The RCMP is in the midst of testing three different roadside devices and is about to expand the project.
"The RCMP and our other partners in this project are now looking into conducting additional testing of these devices in an operational setting to better determine whether these devices could be used by Canadian law enforcement to detect drug-impaired drivers," Sgt Harold Pfleiderer told CBC News in an email.
At least one advocate for the device argues it can be implemented immediately. Gregg Thomson's son, Stan, was killed along with four other young men in a horrific 1999 car crash east of Ottawa, in which the driver was under the influence of marijuana.
"We have an opportunity here, it's coming, we know it's part of the Liberal platform," Thomson told CBC. "Europe, Australia, already have roadside testing for drugs. We can learn from them, we don't have to reinvent the wheel, we can fast-track this."
How stoned is too stoned to drive?
Blair concedes the test does not measure the level of intoxication, it only detects the presence of THC, the main mind-altering ingredient found in the cannabis plant.
"In Canada we have not established a baseline of impairment. So we need to speak to the scientists and we need to look at the example in other jurisdictions," Blair said.
Marc Paris, executive director of the Partnership for a Drug Free Canada, said the science around what constitutes impairment from marijuana isn't robust enough to withstand criminal trials.
"I think we're in for a rough ride," Paris said.
He said limits on intoxication must be set, similar to those with alcohol. But science can't predict what the level should be for marijuana, and U.S. states that have tried to impose limits have set levels that Paris calls arbitrary.
"A .08 (blood-alcohol) limit in alcohol is ... well-known and recognized and science-based evidence. That does not exist (for marijuana)."
The 24 U.S. states that have legalized recreational or medicinal pot use have set limits ranging from zero nanograms of THC per millilitre of blood to five.
In the U.S., the American Automobile Association Foundation for Traffic Safety is concerned about using random legal limits for drug driving to determine whether a driver is impaired.

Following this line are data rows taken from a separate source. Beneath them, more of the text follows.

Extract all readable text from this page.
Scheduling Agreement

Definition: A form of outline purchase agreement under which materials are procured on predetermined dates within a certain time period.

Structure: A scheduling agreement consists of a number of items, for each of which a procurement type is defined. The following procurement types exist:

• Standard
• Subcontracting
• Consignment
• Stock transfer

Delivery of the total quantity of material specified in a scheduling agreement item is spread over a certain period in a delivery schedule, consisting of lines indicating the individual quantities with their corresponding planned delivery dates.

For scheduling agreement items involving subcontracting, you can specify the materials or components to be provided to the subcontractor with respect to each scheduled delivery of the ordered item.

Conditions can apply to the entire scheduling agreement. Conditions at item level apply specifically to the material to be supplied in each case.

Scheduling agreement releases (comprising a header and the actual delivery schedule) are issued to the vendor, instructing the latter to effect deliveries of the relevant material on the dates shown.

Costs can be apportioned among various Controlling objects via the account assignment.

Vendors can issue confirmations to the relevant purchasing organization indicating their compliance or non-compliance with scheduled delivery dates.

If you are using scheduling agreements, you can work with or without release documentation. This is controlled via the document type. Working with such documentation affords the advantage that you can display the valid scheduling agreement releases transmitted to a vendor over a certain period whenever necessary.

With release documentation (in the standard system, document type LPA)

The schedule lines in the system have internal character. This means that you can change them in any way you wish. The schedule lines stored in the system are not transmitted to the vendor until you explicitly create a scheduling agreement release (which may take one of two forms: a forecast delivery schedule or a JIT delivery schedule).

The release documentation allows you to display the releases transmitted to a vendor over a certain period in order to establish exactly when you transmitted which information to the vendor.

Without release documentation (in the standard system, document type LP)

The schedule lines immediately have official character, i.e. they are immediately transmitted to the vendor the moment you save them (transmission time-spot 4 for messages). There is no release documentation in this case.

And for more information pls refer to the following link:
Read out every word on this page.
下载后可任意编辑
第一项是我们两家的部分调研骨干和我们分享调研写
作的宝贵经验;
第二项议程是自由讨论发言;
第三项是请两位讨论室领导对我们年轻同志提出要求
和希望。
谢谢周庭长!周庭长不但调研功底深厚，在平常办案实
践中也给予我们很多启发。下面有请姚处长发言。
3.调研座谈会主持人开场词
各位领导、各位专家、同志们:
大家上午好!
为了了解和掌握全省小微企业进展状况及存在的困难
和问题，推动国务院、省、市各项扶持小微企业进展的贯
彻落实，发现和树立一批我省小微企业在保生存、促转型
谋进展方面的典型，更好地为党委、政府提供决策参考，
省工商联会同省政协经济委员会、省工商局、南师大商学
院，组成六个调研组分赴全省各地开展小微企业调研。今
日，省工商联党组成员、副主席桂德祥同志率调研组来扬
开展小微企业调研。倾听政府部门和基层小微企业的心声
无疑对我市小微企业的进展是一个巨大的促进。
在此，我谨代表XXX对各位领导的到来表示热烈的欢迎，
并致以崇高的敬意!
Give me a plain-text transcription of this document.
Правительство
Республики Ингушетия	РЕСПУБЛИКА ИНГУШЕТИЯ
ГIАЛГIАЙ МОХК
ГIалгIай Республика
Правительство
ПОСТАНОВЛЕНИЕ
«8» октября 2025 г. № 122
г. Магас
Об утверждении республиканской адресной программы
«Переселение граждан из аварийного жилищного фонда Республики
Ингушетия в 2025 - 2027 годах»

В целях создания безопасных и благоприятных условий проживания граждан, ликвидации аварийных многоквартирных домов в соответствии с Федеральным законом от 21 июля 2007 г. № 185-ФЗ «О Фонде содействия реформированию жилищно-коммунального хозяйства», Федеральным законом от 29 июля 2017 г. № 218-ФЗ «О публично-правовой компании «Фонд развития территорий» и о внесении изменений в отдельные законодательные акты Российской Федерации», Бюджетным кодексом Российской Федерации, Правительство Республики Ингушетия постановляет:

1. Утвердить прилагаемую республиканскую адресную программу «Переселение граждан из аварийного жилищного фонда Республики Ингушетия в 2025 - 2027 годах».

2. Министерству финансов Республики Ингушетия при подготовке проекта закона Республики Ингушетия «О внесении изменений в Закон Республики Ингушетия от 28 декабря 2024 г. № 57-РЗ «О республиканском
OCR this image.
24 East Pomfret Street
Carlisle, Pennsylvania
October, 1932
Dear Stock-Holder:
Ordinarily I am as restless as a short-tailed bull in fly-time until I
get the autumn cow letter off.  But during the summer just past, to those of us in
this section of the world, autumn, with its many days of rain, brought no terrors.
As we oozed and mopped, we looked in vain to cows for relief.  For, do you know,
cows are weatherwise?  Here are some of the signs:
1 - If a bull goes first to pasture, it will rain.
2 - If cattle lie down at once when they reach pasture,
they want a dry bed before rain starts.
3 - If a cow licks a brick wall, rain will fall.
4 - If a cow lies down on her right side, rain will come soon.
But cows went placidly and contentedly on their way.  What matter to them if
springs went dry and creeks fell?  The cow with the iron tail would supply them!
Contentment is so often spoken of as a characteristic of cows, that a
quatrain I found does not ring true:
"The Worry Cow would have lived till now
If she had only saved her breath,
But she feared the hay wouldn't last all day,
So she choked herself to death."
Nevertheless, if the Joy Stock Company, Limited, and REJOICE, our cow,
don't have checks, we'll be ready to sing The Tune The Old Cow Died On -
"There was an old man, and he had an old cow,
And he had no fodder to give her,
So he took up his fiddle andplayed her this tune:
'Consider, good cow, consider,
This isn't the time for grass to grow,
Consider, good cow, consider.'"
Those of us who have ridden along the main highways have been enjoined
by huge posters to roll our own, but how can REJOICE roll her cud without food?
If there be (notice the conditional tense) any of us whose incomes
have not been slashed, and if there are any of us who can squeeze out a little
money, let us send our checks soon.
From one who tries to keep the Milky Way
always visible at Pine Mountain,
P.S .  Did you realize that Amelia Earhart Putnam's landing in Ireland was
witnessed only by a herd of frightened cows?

According to the foundation, "Limits for marijuana and driving are arbitrary and unsupported by science, which could result in unsafe motorists going free and others being wrongfully convicted for impaired driving."
The association reports seeing an increase in fatal crashes among drivers in Washington since the state legalized the drug in 2012.
"The percentage of drivers involved in fatal crashes who recently used marijuana more than doubled from eight to 17 per cent between 2013 and 2014," AAA research shows.
The Liberal government has promised to bring legislation forward for the legalization of marijuana by spring 2017.